Indian missile scientist

Shashikala Sinha is an Indian scientist. She is known for her role as a project director in the Endo-Atmospheric Interceptor Missile Advanced Area Defence programme, part of the Indian Ballistic Missile Defence Programme. As of 2019 she is graded as a 'Scientist H' in the Defence Research and Development Organisation (DRDO) and leads a team of around 300 scientists.

== Life ==
Shashikala Sinha was born in Madurai, Tamil Nadu. Her father was a military engineer, as a result he would travel across India as duty called. She was schooled in St. Ann's High School, Secunderabad, St Francis College for Women and then Osmania University in Hyderabad. She joined DRDO, but left within a year so she could complete her masters in engineering from Indian Institute of Technology Kharagpur, where she also met her husband. After this she joined the Society of Microwave Engineering but left in 1989 after the birth of her first daughter. Her husband was an Indian Navy officer. They had two daughters. In 1997, her husband died in a car accident.
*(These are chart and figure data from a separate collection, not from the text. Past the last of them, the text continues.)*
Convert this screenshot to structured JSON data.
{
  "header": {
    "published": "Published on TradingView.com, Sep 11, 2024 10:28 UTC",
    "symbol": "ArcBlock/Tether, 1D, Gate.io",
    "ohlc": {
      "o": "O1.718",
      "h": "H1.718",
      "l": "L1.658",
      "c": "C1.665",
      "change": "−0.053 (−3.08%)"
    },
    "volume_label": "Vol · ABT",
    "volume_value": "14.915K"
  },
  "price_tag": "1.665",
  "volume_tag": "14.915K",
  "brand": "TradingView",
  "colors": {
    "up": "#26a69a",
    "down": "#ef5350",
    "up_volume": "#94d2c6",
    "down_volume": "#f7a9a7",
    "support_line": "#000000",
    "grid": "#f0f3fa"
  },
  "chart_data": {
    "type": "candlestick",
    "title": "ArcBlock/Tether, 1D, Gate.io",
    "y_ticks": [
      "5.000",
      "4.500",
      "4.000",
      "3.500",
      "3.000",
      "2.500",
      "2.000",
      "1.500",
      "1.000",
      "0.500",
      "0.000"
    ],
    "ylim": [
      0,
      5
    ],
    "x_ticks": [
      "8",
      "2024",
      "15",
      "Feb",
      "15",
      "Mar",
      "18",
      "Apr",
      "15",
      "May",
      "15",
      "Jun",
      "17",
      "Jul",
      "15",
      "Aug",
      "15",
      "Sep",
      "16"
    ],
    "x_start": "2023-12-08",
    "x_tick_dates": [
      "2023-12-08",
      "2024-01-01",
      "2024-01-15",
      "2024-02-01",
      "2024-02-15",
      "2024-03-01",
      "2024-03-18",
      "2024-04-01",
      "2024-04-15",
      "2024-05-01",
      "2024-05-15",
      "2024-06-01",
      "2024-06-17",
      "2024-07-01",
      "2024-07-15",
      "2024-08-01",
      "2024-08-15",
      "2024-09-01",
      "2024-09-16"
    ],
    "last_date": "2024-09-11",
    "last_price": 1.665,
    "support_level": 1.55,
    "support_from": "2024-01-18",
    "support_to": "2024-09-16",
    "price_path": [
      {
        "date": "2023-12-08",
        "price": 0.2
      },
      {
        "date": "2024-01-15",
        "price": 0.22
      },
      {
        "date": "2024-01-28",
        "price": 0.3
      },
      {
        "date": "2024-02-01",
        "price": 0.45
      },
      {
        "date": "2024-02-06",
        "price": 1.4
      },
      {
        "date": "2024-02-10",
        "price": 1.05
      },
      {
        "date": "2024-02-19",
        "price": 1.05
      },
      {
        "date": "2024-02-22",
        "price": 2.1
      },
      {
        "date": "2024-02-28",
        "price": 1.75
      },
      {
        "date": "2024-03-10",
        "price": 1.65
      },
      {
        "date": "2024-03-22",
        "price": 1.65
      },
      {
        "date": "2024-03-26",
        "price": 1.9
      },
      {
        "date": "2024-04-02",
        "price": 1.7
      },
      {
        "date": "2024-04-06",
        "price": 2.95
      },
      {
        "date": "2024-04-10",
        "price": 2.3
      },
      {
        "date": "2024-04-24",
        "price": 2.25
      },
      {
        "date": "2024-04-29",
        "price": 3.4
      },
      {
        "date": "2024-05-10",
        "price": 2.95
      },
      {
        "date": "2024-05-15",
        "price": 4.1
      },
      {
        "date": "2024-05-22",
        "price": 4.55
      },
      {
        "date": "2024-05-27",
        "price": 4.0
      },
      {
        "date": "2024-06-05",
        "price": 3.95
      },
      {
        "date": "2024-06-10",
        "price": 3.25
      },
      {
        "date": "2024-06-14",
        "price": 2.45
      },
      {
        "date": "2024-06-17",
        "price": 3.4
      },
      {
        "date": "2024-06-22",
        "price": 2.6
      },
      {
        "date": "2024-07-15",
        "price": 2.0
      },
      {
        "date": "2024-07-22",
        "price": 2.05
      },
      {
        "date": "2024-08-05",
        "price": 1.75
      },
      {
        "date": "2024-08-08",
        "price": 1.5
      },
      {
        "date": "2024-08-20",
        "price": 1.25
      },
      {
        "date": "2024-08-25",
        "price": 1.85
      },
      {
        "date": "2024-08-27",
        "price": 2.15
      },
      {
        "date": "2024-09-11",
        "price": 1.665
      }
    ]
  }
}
She joined Research Centre Imarat, a DRDO missile research facility, in 1997 on contract basis, and by 2001 she was a full-time scientist. She began working on 'RF sensors subsystem' for which her team was awarded the Agni Award for Excellence in 2007. By 2012, she was the project director for the Advanced Air Defence programme and by 2017 was leading a team of around 300 scientists. She has expertise in the development of aircraft, radomes and radar cross sections. As of 2017 she is graded as a Scientist G (Level 14).